Plein d'acteurs chouettes qui avaient tous l'air de se demander ce qu'ils foutaient là. Plein de scènes totalement nawak (le coup des doigts, sérieux ?), mais bon, passé un certain point ça dérange plus vraiment.
Je suis allée lire la description du Jack Reacher des livres. J'ai ri. Mais j'aime bien Tom Cruise, dans le fond, moi ça m'allait.
Oblivion (2013) - je fais la blague ? Allez... on va dire que c'était pas un film mémorable XD
Que j'accepte de voir un film en VF, c'est déjà que j'en attends pas grand-chose. J'ai piaillé comme une petite conne quand on a vu le Mandarin dans la bande-annonce d'Iron Man 3 (qui devrait passer en VO 3D à Aix, si j'ai de la chance), oui, je sais, j'ai un temps de retard, mais j'avais pas encore percuté...
Bref, le film commence, et on s'emmerde. Voix off de Tom Cruise en français qui explique avec leeeeennnnteeuuuur ce qu'ils foutent sur cette plateforme au milieu de rien sur la Terre en ruine, avec une rousse co-conne à souhait. Donc, la Terre a été envahie par des méchants aliens (des "Chacals" oh my j'ai gloussé intérieurement chaque fois qu'ils prononçaient le mot avec un sérieux intense) qui ont détruit la Lune (hello CowBoy Bebop reference!), provoquant catastrophes et raz de marées, suivis d'une guerre atomique, car c'est bien connu, les radiations ça vient à bout de tout (cf. à peu près tous les films catastrophes américains).

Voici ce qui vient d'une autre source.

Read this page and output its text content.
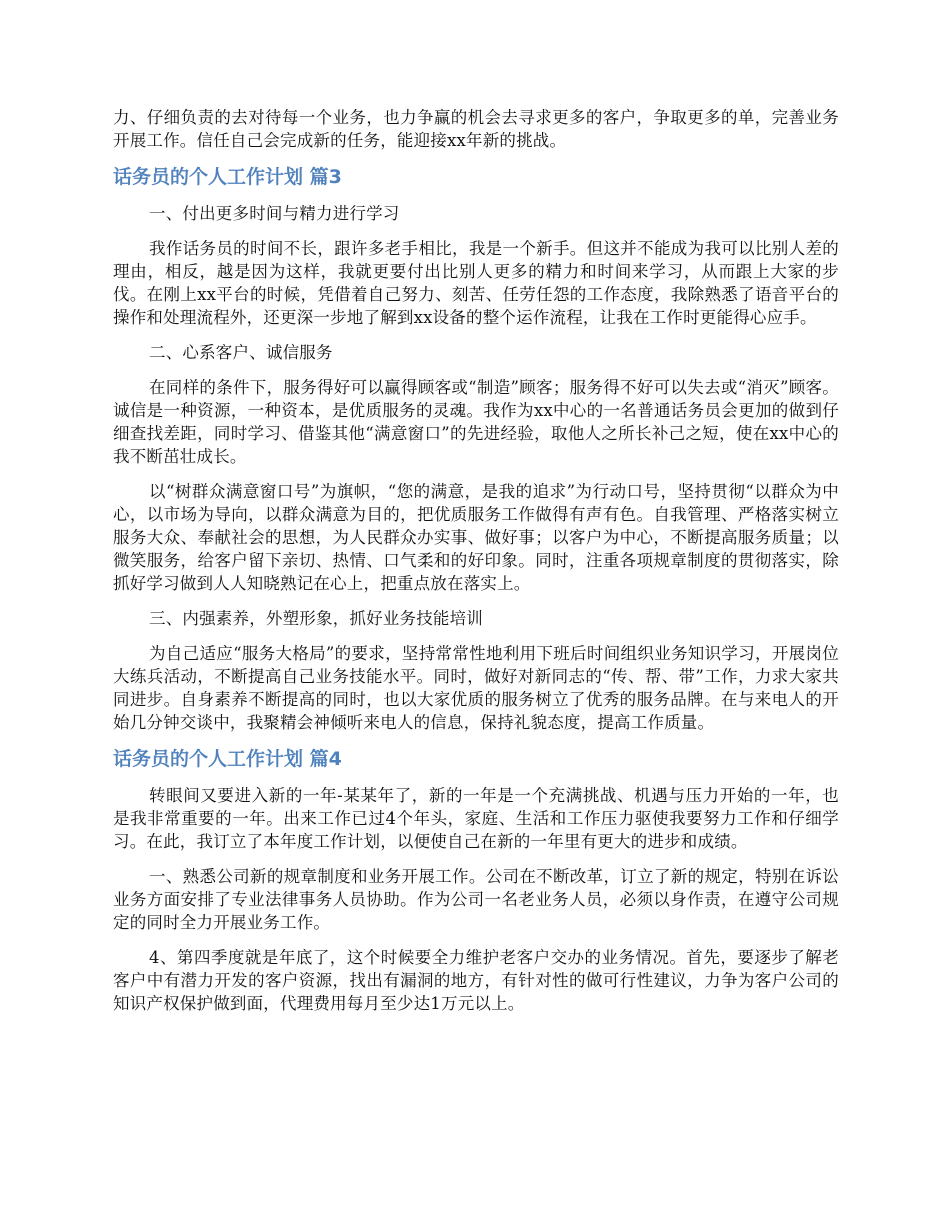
力、仔细负责的去对待每一个业务，也力争赢的机会去寻求更多的客户，争取更多的单，完善业务开展工作。信任自己会完成新的任务，能迎接xx年新的挑战。

话务员的个人工作计划 篇3

一、付出更多时间与精力进行学习

我作话务员的时间不长，跟许多老手相比，我是一个新手。但这并不能成为我可以比别人差的理由，相反，越是因为这样，我就更要付出比别人更多的精力和时间来学习，从而跟上大家的步伐。在刚上xx平台的时候，凭借着自己努力、刻苦、任劳任怨的工作态度，我除熟悉了语音平台的操作和处理流程外，还更深一步地了解到xx设备的整个运作流程，让我在工作时更能得心应手。

二、心系客户、诚信服务

在同样的条件下，服务得好可以赢得顾客或“制造”顾客；服务得不好可以失去或“消灭”顾客。诚信是一种资源，一种资本，是优质服务的灵魂。我作为xx中心的一名普通话务员会更加的做到仔细查找差距，同时学习、借鉴其他“满意窗口”的先进经验，取他人之所长补己之短，使在xx中心的我不断茁壮成长。

以“树群众满意窗口号”为旗帜，“您的满意，是我的追求”为行动口号，坚持贯彻“以群众为中心，以市场为导向，以群众满意为目的，把优质服务工作做得有声有色。自我管理、严格落实树立服务大众、奉献社会的思想，为人民群众办实事、做好事；以客户为中心，不断提高服务质量；以微笑服务，给客户留下亲切、热情、口气柔和的好印象。同时，注重各项规章制度的贯彻落实，除抓好学习做到人人知晓熟记在心上，把重点放在落实上。

三、内强素养，外塑形象，抓好业务技能培训

为自己适应“服务大格局”的要求，坚持常常性地利用下班后时间组织业务知识学习，开展岗位大练兵活动，不断提高自己业务技能水平。同时，做好对新同志的“传、帮、带”工作，力求大家共同进步。自身素养不断提高的同时，也以大家优质的服务树立了优秀的服务品牌。在与来电人的开始几分钟交谈中，我聚精会神倾听来电人的信息，保持礼貌态度，提高工作质量。

话务员的个人工作计划 篇4

转眼间又要进入新的一年-某某年了，新的一年是一个充满挑战、机遇与压力开始的一年，也是我非常重要的一年。出来工作已过4个年头，家庭、生活和工作压力驱使我要努力工作和仔细学习。在此，我订立了本年度工作计划，以便使自己在新的一年里有更大的进步和成绩。

一、熟悉公司新的规章制度和业务开展工作。公司在不断改革，订立了新的规定，特别在诉讼业务方面安排了专业法律事务人员协助。作为公司一名老业务人员，必须以身作责，在遵守公司规定的同时全力开展业务工作。

4、第四季度就是年底了，这个时候要全力维护老客户交办的业务情况。首先，要逐步了解老客户中有潜力开发的客户资源，找出有漏洞的地方，有针对性的做可行性建议，力争为客户公司的知识产权保护做到面，代理费用每月至少达1万元以上。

Les survivants sont partis pour Titan, et les derniers humains sur Terre sont chargés de la maintenance de drones qui protègent les stations de pompage des méchants chacals (haha).
Tout ce début, c'était beau, belles images, gentils sentiments patriotiques, jolis costumes, etc. Un peu con-con, un peu plat. Tom Cruise fait du Tom Cruise, personnage stéréotypé de militaire non-conformiste, héros qui s'ignore, etc etc. Pourquoi pas, c'est joli, Cruise a de beaux restes, et les plans du pays détruit sont assez saisissants. Les trop rares scènes d'action sont vraiment très chouettes (la première, avec les Chacals dans la bibliothèque, waw, classe), et après quelques vagues rebondissements, ça retombe dans le déjà-vu un peu niais.

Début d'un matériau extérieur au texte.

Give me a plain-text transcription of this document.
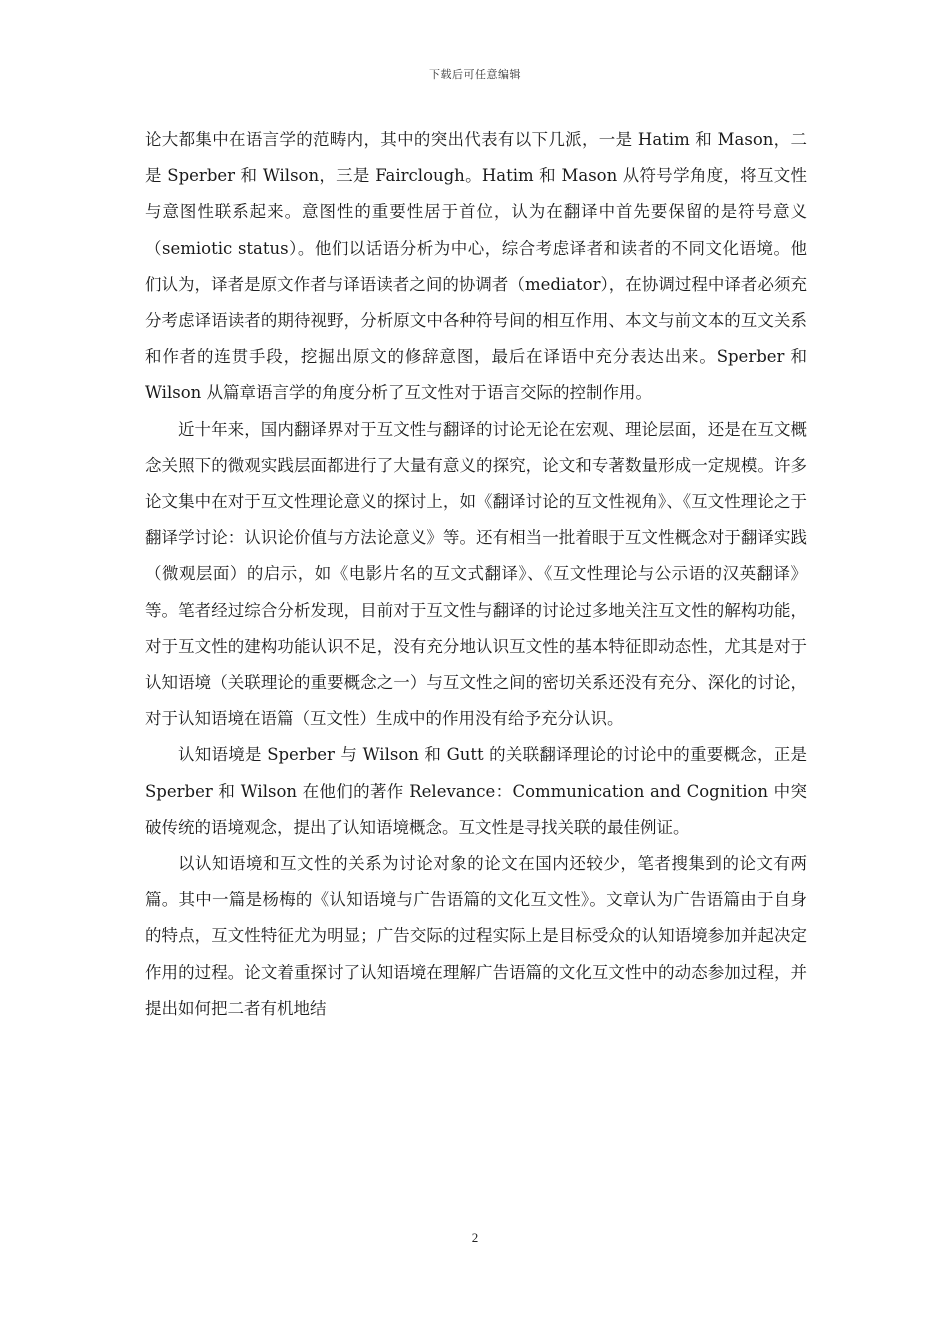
下载后可任意编辑

论大都集中在语言学的范畴内，其中的突出代表有以下几派，一是 Hatim 和 Mason，二是 Sperber 和 Wilson，三是 Fairclough。Hatim 和 Mason 从符号学角度，将互文性与意图性联系起来。意图性的重要性居于首位，认为在翻译中首先要保留的是符号意义（semiotic status）。他们以话语分析为中心，综合考虑译者和读者的不同文化语境。他们认为，译者是原文作者与译语读者之间的协调者（mediator），在协调过程中译者必须充分考虑译语读者的期待视野，分析原文中各种符号间的相互作用、本文与前文本的互文关系和作者的连贯手段，挖掘出原文的修辞意图，最后在译语中充分表达出来。Sperber 和 Wilson 从篇章语言学的角度分析了互文性对于语言交际的控制作用。

近十年来，国内翻译界对于互文性与翻译的讨论无论在宏观、理论层面，还是在互文概念关照下的微观实践层面都进行了大量有意义的探究，论文和专著数量形成一定规模。许多论文集中在对于互文性理论意义的探讨上，如《翻译讨论的互文性视角》、《互文性理论之于翻译学讨论：认识论价值与方法论意义》等。还有相当一批着眼于互文性概念对于翻译实践（微观层面）的启示，如《电影片名的互文式翻译》、《互文性理论与公示语的汉英翻译》等。笔者经过综合分析发现，目前对于互文性与翻译的讨论过多地关注互文性的解构功能，对于互文性的建构功能认识不足，没有充分地认识互文性的基本特征即动态性，尤其是对于认知语境（关联理论的重要概念之一）与互文性之间的密切关系还没有充分、深化的讨论，对于认知语境在语篇（互文性）生成中的作用没有给予充分认识。

认知语境是 Sperber 与 Wilson 和 Gutt 的关联翻译理论的讨论中的重要概念，正是 Sperber 和 Wilson 在他们的著作 Relevance：Communication and Cognition 中突破传统的语境观念，提出了认知语境概念。互文性是寻找关联的最佳例证。

以认知语境和互文性的关系为讨论对象的论文在国内还较少，笔者搜集到的论文有两篇。其中一篇是杨梅的《认知语境与广告语篇的文化互文性》。文章认为广告语篇由于自身的特点，互文性特征尤为明显；广告交际的过程实际上是目标受众的认知语境参加并起决定作用的过程。论文着重探讨了认知语境在理解广告语篇的文化互文性中的动态参加过程，并提出如何把二者有机地结

2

Il manquait un truc à ce film, parce qu'il y avait énormément d'éléments qui me parlaient (le mec s'est construit une cabane dans les bois et il écoute Led Zeppelin, Asia et BÖC pour échapper à sa meuf chiante, c'est beau quand même... Les mystères sont vite levés, et la fin est cliché à souhait. Reste qu'Olga Kurylenko est adorable (et que le doublage VF était sympa) et que les images sont jolies.
The Hole (2009) - un film d'horreur qui fait pas peur :')
C'était bien nul, mais le genre de truc que tu commences à mater par hasard, et que tu finis de regarder par désœuvrement. Et aussi parce que la blonde était jolie, et que ça m'a fait penser à Spooksville, et je me disais que c'était à peu près à ça que j'aimerais que l'adaptation ressemble.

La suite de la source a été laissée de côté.